18 bin kadınla yüz yüze görüşüldü
Araştırma, Türkiye’nin demografik, coğrafi ve sosyoekonomik özelliklerini yansıtan temsili bir örneklem üzerinden gerçekleştirildi. Toplam 18 bin 275 kadınla yüz yüze görüşmeler yapıldı. Araştırma kapsamında dijital şiddet ve ısrarlı takip gibi daha önce ele alınmamış yeni şiddet türleri hakkında da kapsamlı veriler toplandı.
Bakan, çalışmanın yöntemlerinin uluslararası standartlarla uyumlu olduğunu ve Türkiye’yi temsil edecek güvenilir bir referans kaynağı olacağını vurguladı. Araştırmanın artık her 5 yılda bir tekrarlanacağını belirten Göktaş, verilerin kamuya açık dijital bir platformda paylaşılacağını ve yapay zeka destekli analizlerin yapılabileceğini söyledi. Böylece akademisyenler, araştırmacılar ve sivil toplum kuruluşları, kadına yönelik şiddeti detaylı şekilde inceleyebilecek.
Yeni eylem planları ve dijital şiddetle mücadele
Göktaş, 2026-2030 dönemini kapsayacak Kadına Yönelik Şiddetle Mücadele 5. Ulusal Eylem Planını yıl sonuna kadar açıklayacaklarını ve 81 il için ayrı İl Eylem Planları hazırlandığını bildirdi. Planlar, her ilin kendi dinamiğine ve risk alanlarına uygun çözümler üretecek şekilde tasarlanıyor.
Bakan, özellikle genç kadınlara yönelik şiddetin önlenmesine ve dijital şiddetle mücadeleye odaklanacaklarını belirterek, sosyal medya ve dijital platformlarda artan tehditlere karşı özel eğitim modülleri hazırlanacağını, bu eğitimlerin üniversite, yurt ve gençlik merkezlerinde uygulanacağını söyledi.
Mağdurlara profesyonel destek ve bütüncül yaklaşım
Şiddet mağduru kadınlara travma odaklı destek programlarının yaygınlaştırılacağını aktaran Göktaş, bireysel danışmanlık ve grup çalışmalarıyla kadınların psikososyal olarak güçlendirilmesinin hedeflendiğini ifade etti. Ayrıca, kadınların sosyal ve ekonomik hayata katılımını artırmak amacıyla İŞKUR, KOSGEB ve belediyelerle entegre bir destek ağı oluşturulacağını belirtti.
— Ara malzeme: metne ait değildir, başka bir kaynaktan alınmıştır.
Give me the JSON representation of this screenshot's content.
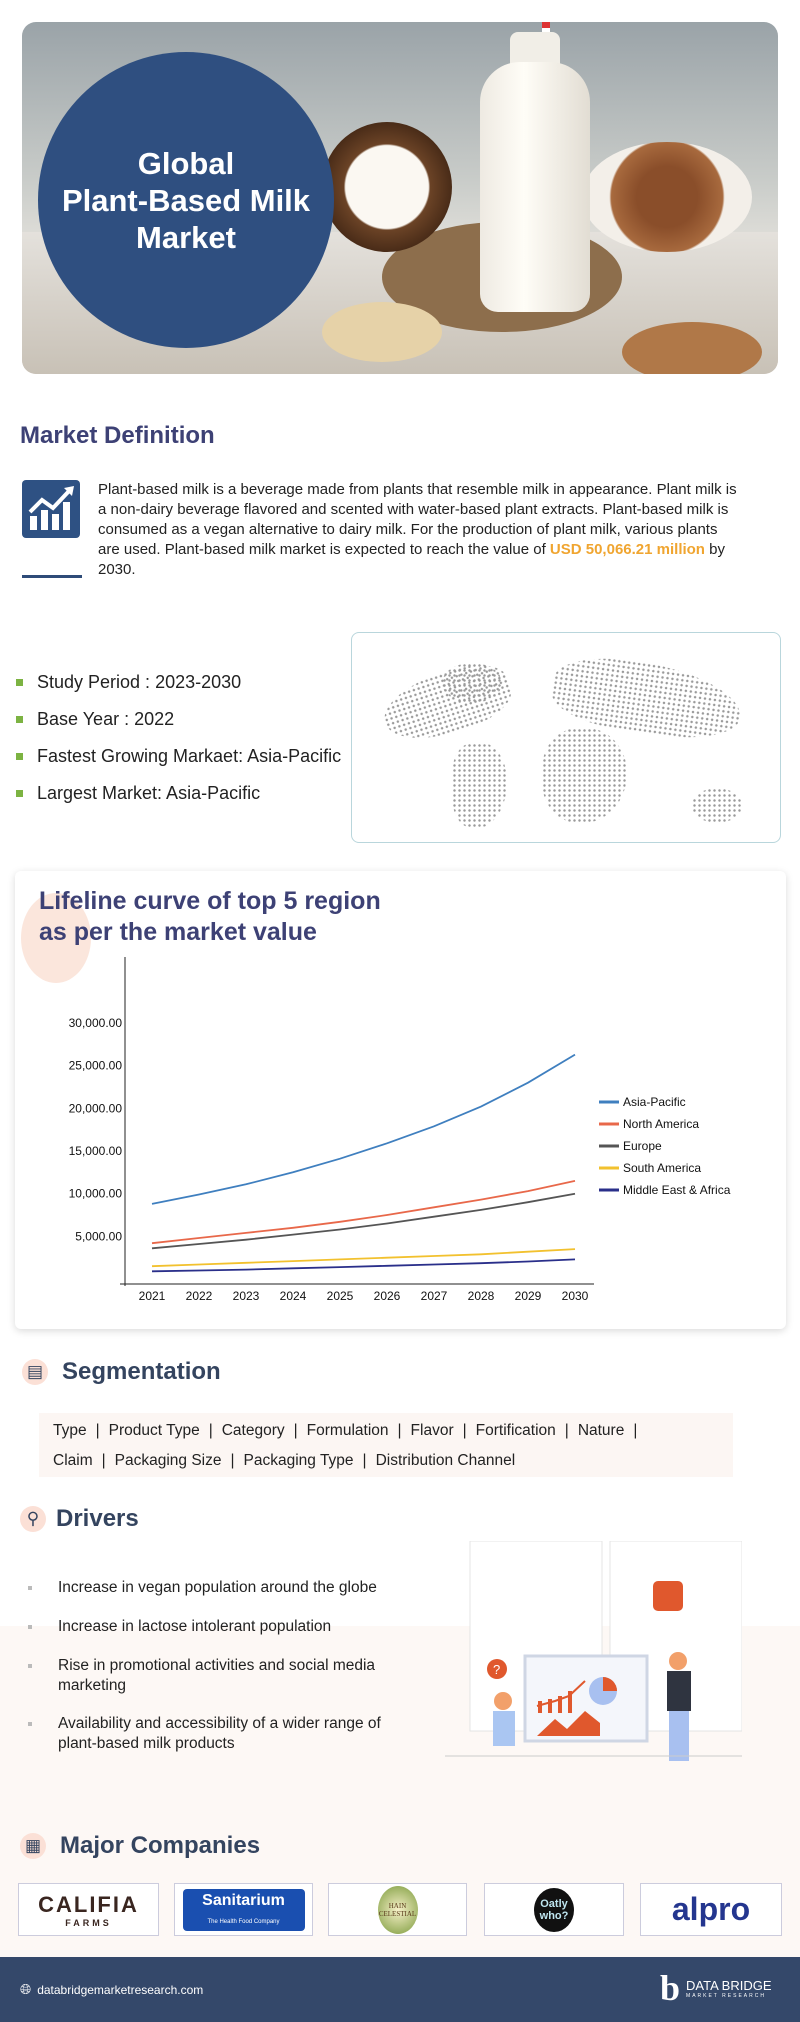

Bakan, Şiddet Önleme ve İzleme Merkezleri’ni (ŞÖNİM) daha etkin hale getirdiklerini ve bu merkezlerin mağdura, fail ve topluma yönelik kapsamlı müdahale süreçlerini yöneteceğini açıkladı.
Göktaş, sözlerini şöyle tamamladı:
“Kadına yönelik şiddeti bir insan hakkı ihlali olarak görüyor, tek bir vakaya bile göz yummayacağımızı vurguluyoruz. Şiddetle mücadele ancak güçlü bir irade ve topyekun bir duruşla mümkün. Amacımız, şiddet mağduru tek bir kadının dahi kalmadığı bir toplumu hep birlikte inşa etmektir.”